Maybe a proof of concept only while you come up with a real solution. Maybe to use claude to get rid of Claude
The people who get dazzled by bright lights are going to be the ones licking their wounds later. There is going to be eggs on faces one day.
Must be nice being able to ruthlessly lie with "this is the future" marketing claims, while hiding behind this term of service.
It amazes me that we are going to litigate this like they did with cars over horses, or machines vs human labor. I honestly don't think Claude should be running companies.

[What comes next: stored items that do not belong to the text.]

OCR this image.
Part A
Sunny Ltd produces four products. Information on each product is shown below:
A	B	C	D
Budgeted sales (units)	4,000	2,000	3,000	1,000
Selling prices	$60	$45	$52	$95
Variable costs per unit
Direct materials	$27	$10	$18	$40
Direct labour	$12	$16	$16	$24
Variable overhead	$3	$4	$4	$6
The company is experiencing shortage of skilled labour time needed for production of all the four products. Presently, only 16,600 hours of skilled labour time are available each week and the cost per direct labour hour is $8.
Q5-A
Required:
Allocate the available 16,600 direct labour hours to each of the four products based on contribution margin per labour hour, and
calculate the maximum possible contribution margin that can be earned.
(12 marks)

I can tell you the drag is between your own tools and the real world (which is very messy and inconsistent): taxes, compliance, payroll, amendments, share structures, etc.
Within my island, my books are in order, invoices and time keeping is fully automated, calendars and sales pipelines are connected.
I'm sure there are many businesses whose inner islands are not as orderly. The zillion tools out there all try to bring equanimity to the chaos and yet here we still are with fresh books, quickbooks, and xero...
I scaled to 30+ people with automated administration. My cost was under $150 a month for everything we needed to run a successful consultancy and product business. Our accountant was blown away by how simple his life was.
I'm constantly amazed at how it has gotten much worse in the resulting decade.
E.g traditional automation + humans handling the drag = $4,000 per month with a couple of known blunder each year
vs traditional automation + AI = $400, with unknown number of blunders.
Of course it depends how much a blunder costs, to solve, or swallow. But I would bet that accounting errors even for a small business would cost the business on the long run. And that's assuming we don't yet have adversarial behavior which we can expect to come from both the inside and the outside.